Off the cuff

ANNUAL meetings give shareholders the chance to let off steam, but they are supposed to ask questions on what they have heard from the chairman and chief executive.

This year's Royal Bank of Scotland (RBS affair) was not so much Q and A as a series of lengthy diatribes from a succession of alienated customers, without even a sighting shot on executive pay for relief.

Pity poor Robert Beattie, whose question about the bank's latest IT crash ensured the subject was not buried without trace.

"I feel quite inadequate," he told chairman Sir Philip Hampton. "I don't have a prepared statement."

Shaking up business

It isn't all whisky tastings and fancy bars for drinks executives on international trips.
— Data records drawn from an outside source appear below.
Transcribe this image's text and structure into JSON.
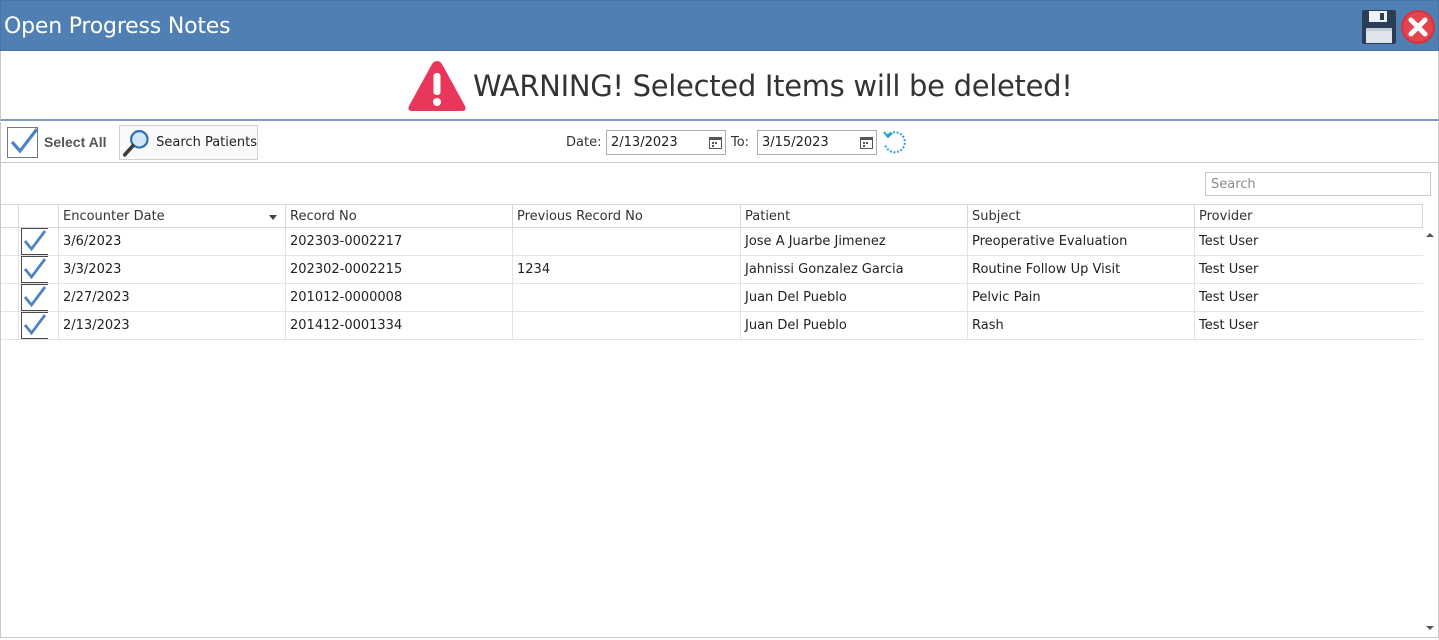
{
  "window": {
    "title": "Open Progress Notes",
    "save_icon": "floppy-disk-icon",
    "close_icon": "close-x-icon",
    "title_bar_color": "#5080b3"
  },
  "warning": {
    "text": "WARNING! Selected Items will be deleted!",
    "icon": "warning-triangle-icon",
    "icon_color": "#e8375a"
  },
  "toolbar": {
    "select_all_label": "Select All",
    "search_patients_label": "Search Patients",
    "date_label": "Date:",
    "date_from": "2/13/2023",
    "to_label": "To:",
    "date_to": "3/15/2023",
    "refresh_icon": "refresh-icon"
  },
  "grid": {
    "search_placeholder": "Search",
    "columns": [
      "Encounter Date",
      "Record No",
      "Previous Record No",
      "Patient",
      "Subject",
      "Provider"
    ],
    "sorted_column": "Encounter Date",
    "sort_direction": "descending",
    "rows": [
      {
        "checked": true,
        "encounter_date": "3/6/2023",
        "record_no": "202303-0002217",
        "previous_record_no": "",
        "patient": "Jose A Juarbe Jimenez",
        "subject": "Preoperative Evaluation",
        "provider": "Test User"
      },
      {
        "checked": true,
        "encounter_date": "3/3/2023",
        "record_no": "202302-0002215",
        "previous_record_no": "1234",
        "patient": "Jahnissi Gonzalez Garcia",
        "subject": "Routine Follow Up Visit",
        "provider": "Test User"
      },
      {
        "checked": true,
        "encounter_date": "2/27/2023",
        "record_no": "201012-0000008",
        "previous_record_no": "",
        "patient": "Juan Del Pueblo",
        "subject": "Pelvic Pain",
        "provider": "Test User"
      },
      {
        "checked": true,
        "encounter_date": "2/13/2023",
        "record_no": "201412-0001334",
        "previous_record_no": "",
        "patient": "Juan Del Pueblo",
        "subject": "Rash",
        "provider": "Test User"
      }
    ]
  }
}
Norman Murray, chairman at Edrington, recalls in the company's annual report a trip to Taipei to meet the company's managing director for Taiwan, Jennifer Wu.
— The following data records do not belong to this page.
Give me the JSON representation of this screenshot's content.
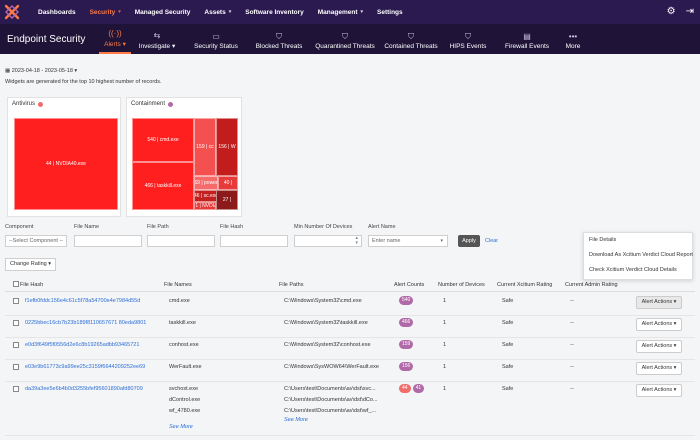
{
  "nav": {
    "items": [
      {
        "label": "Dashboards",
        "chevron": false,
        "active": false
      },
      {
        "label": "Security",
        "chevron": true,
        "active": true
      },
      {
        "label": "Managed Security",
        "chevron": false,
        "active": false
      },
      {
        "label": "Assets",
        "chevron": true,
        "active": false
      },
      {
        "label": "Software Inventory",
        "chevron": false,
        "active": false
      },
      {
        "label": "Management",
        "chevron": true,
        "active": false
      },
      {
        "label": "Settings",
        "chevron": false,
        "active": false
      }
    ],
    "accent": "#ff7a45"
  },
  "subnav": {
    "title": "Endpoint Security",
    "tabs": [
      {
        "label": "Alerts ▾",
        "icon": "signal-icon",
        "glyph": "((·))",
        "active": true
      },
      {
        "label": "Investigate ▾",
        "icon": "investigate-icon",
        "glyph": "⇆",
        "active": false
      },
      {
        "label": "Security Status",
        "icon": "status-icon",
        "glyph": "▭",
        "active": false
      },
      {
        "label": "Blocked Threats",
        "icon": "blocked-icon",
        "glyph": "⛉",
        "active": false
      },
      {
        "label": "Quarantined Threats",
        "icon": "quarantine-icon",
        "glyph": "⛉",
        "active": false
      },
      {
        "label": "Contained Threats",
        "icon": "contained-icon",
        "glyph": "⛉",
        "active": false
      },
      {
        "label": "HIPS Events",
        "icon": "hips-icon",
        "glyph": "⛉",
        "active": false
      },
      {
        "label": "Firewall Events",
        "icon": "firewall-icon",
        "glyph": "▤",
        "active": false
      },
      {
        "label": "More",
        "icon": "more-icon",
        "glyph": "•••",
        "active": false
      }
    ]
  },
  "header": {
    "date_range": "2023-04-18 - 2023-05-18",
    "widgets_note": "Widgets are generated for the top 10 highest number of records."
  },
  "antivirus": {
    "title": "Antivirus",
    "dot_color": "#f26c6c",
    "tiles": [
      {
        "label": "44 | NVDIA40.exe",
        "color": "#ff1f1f"
      }
    ]
  },
  "containment": {
    "title": "Containment",
    "dot_color": "#b06aa8",
    "tiles": [
      {
        "label": "540 | cmd.exe",
        "color": "#ff1f1f"
      },
      {
        "label": "466 | taskkill.exe",
        "color": "#ff1f1f"
      },
      {
        "label": "159 | cc",
        "color": "#f45050"
      },
      {
        "label": "156 | W",
        "color": "#c21c1c"
      },
      {
        "label": "69 | power",
        "color": "#f56b6b"
      },
      {
        "label": "40 |",
        "color": "#e73a3a"
      },
      {
        "label": "46 | sc.exe",
        "color": "#c52020"
      },
      {
        "label": "41 | NVDIA",
        "color": "#e63838"
      },
      {
        "label": "27 |",
        "color": "#8d1a1a"
      }
    ]
  },
  "filters": {
    "component_label": "Component",
    "component_value": "--Select Component --",
    "file_name_label": "File Name",
    "file_path_label": "File Path",
    "file_hash_label": "File Hash",
    "min_devices_label": "Min Number Of Devices",
    "alert_name_label": "Alert Name",
    "alert_name_placeholder": "Enter name",
    "apply_label": "Apply",
    "clear_label": "Clear"
  },
  "change_rating_label": "Change Rating ▾",
  "dropdown": {
    "items": [
      "File Details",
      "Download As Xcitium Verdict Cloud Report",
      "Check Xcitium Verdict Cloud Details"
    ]
  },
  "table": {
    "columns": [
      "File Hash",
      "File Names",
      "File Paths",
      "Alert Counts",
      "Number of Devices",
      "Current Xcitium Rating",
      "Current Admin Rating"
    ],
    "rows": [
      {
        "hash": "f1efb0fddc156e4c61c5f78a54700e4e7984d55d",
        "names": [
          "cmd.exe"
        ],
        "paths": [
          "C:\\Windows\\System32\\cmd.exe"
        ],
        "counts": [
          {
            "v": "540",
            "c": "purple"
          }
        ],
        "devices": "1",
        "xrating": "Safe",
        "arating": "--",
        "action": "Alert Actions ▾"
      },
      {
        "hash": "0225bbec16cb7b23b189f8110657671 80eda9801",
        "names": [
          "taskkill.exe"
        ],
        "paths": [
          "C:\\Windows\\System32\\taskkill.exe"
        ],
        "counts": [
          {
            "v": "466",
            "c": "purple"
          }
        ],
        "devices": "1",
        "xrating": "Safe",
        "arating": "--",
        "action": "Alert Actions ▾"
      },
      {
        "hash": "e0d3f649f5f0556d2e6c8b19265adbb93465721",
        "names": [
          "conhost.exe"
        ],
        "paths": [
          "C:\\Windows\\System32\\conhost.exe"
        ],
        "counts": [
          {
            "v": "159",
            "c": "purple"
          }
        ],
        "devices": "1",
        "xrating": "Safe",
        "arating": "--",
        "action": "Alert Actions ▾"
      },
      {
        "hash": "e03e9b61773c9a99ee25c3159f6644209252ee69",
        "names": [
          "WerFault.exe"
        ],
        "paths": [
          "C:\\Windows\\SysWOW64\\WerFault.exe"
        ],
        "counts": [
          {
            "v": "156",
            "c": "purple"
          }
        ],
        "devices": "1",
        "xrating": "Safe",
        "arating": "--",
        "action": "Alert Actions ▾"
      },
      {
        "hash": "da39a3ee5e6b4b0d3255bfef95601890afd80709",
        "names": [
          "svchost.exe",
          "dControl.exe",
          "wf_4780.exe"
        ],
        "paths": [
          "C:\\Users\\test\\Documents\\av\\dst\\svc...",
          "C:\\Users\\test\\Documents\\av\\dst\\dCo...",
          "C:\\Users\\test\\Documents\\av\\dst\\wf_..."
        ],
        "counts": [
          {
            "v": "44",
            "c": "red"
          },
          {
            "v": "41",
            "c": "purple"
          }
        ],
        "devices": "1",
        "xrating": "Safe",
        "arating": "--",
        "action": "Alert Actions ▾"
      }
    ],
    "see_more_label": "See More"
  }
}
A day of meetings was followed by dinner and Mr Murray said: "The impressive surroundings of the 86th floor of Taipei 101 were a fitting setting until the interruption of an earth tremor registering 6.3 on the Richter scale."

Neil shows good form

PAISLEY'S own Andrew Neil did not disappoint when he returned to Glasgow as Brewin Dolphin's star speaker.

After UKIP leader Nigel Farage had told him on air that the government must "stop throwing bags of money over Hadrian's Wall", the TV host observed that "they would still be in England", at which Farage admitted geography was not his strong suit.

"Nor is economics," Neil murmured. He also predicted that the government would now pile money into the former Liberal strongholds of south-west England. "There will be roads to nowhere and bridges over rivers that don't exist," Neil said.

Trending on Twitter

JOHN Cridland, the CBI's director-general, is as aware as the next business leader of the power of social media.

But he assured The Bottom Line does not go out of his way to tweet his every move. So when he returned home from making a speech in a sleepy corner of the south of England he was stunned to be told by his 17-year-old son: "Dad, you've been trending on Twitter all morning!"

The explanation? The bosses' leader had been inaugurating his campaign for the scrapping of GCSE exams.

Beer Price Index

FOR many holidaymakers, there is surely no better way to gauge the cost of a holiday.

A travel comparison site has developed a new guide to costs in popular destinations based on the price of beer.

According to the 2015 Beer Price Index, compiled by GoEuro.co.uk, Geneva is the most costly location, with Hong Kong and Tel Aviv following closely behind.

Krakow and Kiev, by contrast, are significantly cheaper. While tourists can get about nine bottles of beer for £10 in Krakow, only two can be bought in for that sum in Geneva.